Por qué las cláusulas de prórroga automática son incompatibles con el régimen societario
Para reforzar su posición, la Superintendencia citó doctrina especializada, particularmente los conceptos desarrollados por Reyes Villamizar y Narváez García, reconocidos juristas en materia de derecho societario.
Ambos autores han destacado que la prohibición de cláusulas de prórroga automática responde a la necesidad de evitar que la sociedad permanezca vigente indefinidamente sin la participación activa de los asociados en la toma de decisiones fundamentales.
Según esta doctrina, la duración “indefinite” constituye una excepción extraordinaria en el derecho colombiano, permitida únicamente cuando la ley lo autoriza expresamente.
Por ello, incluir una cláusula de prórroga automática equivaldría a neutralizar el deber legal de fijar límites temporales, alterando la estructura jurídica de la sociedad y vulnerando principios esenciales de la seguridad jurídica.

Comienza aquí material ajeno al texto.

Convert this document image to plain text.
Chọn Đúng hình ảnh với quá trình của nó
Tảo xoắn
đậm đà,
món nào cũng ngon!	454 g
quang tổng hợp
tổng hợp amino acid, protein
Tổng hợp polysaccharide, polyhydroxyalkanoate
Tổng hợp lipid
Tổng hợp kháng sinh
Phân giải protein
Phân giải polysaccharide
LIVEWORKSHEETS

Por ende, la Superintendencia concluyó que no es jurídicamente válida en Colombia la inclusión de cláusulas de prórroga automática en los estatutos de las sociedades anónimas ni en la mayoría de tipos societarios regidos por el Código de Comercio.
La razón principal es que tales cláusulas, en la práctica, suprimirían la exigencia legal de establecer un término concreto y convertirían la duración en un elemento indeterminado, lo cual es contrario al diseño normativo y a los principios rectores del derecho de sociedades en Colombia.

La excepción aplicable a las sociedades por acciones simplificadas (SAS)
No obstante, la entidad hizo una precisión relevante al señalar la existencia de una excepción legal importante, esta aplica para las sociedades por acciones simplificadas (SAS). De acuerdo con el numeral 4 del artículo 5 de la Ley 1258 de 2008, estas sociedades pueden constituirse con duración indefinida.
Por lo tanto, la prohibición de cláusulas de prórroga automática no implica para las SAS el que se puedan constituir de forma indefinida, dado que la propia ley permite que su duración no esté limitada en el tiempo.
En resumen, la entidad enfatiza que cada tipo societario debe analizarse de acuerdo con su régimen jurídico específico, evitando generalizaciones que desconozcan disposiciones particulares.
La correcta definición del término de duración de una sociedad es un elemento esencial en la estructuración jurídica de las empresas y en la seguridad de sus relaciones con asociados, inversionistas y terceros.
Comprender las implicaciones legales de las cláusulas estatutarias y los criterios recientes de la Superintendencia de Sociedades resulta clave para evitar riesgos de disolución o conflictos societarios.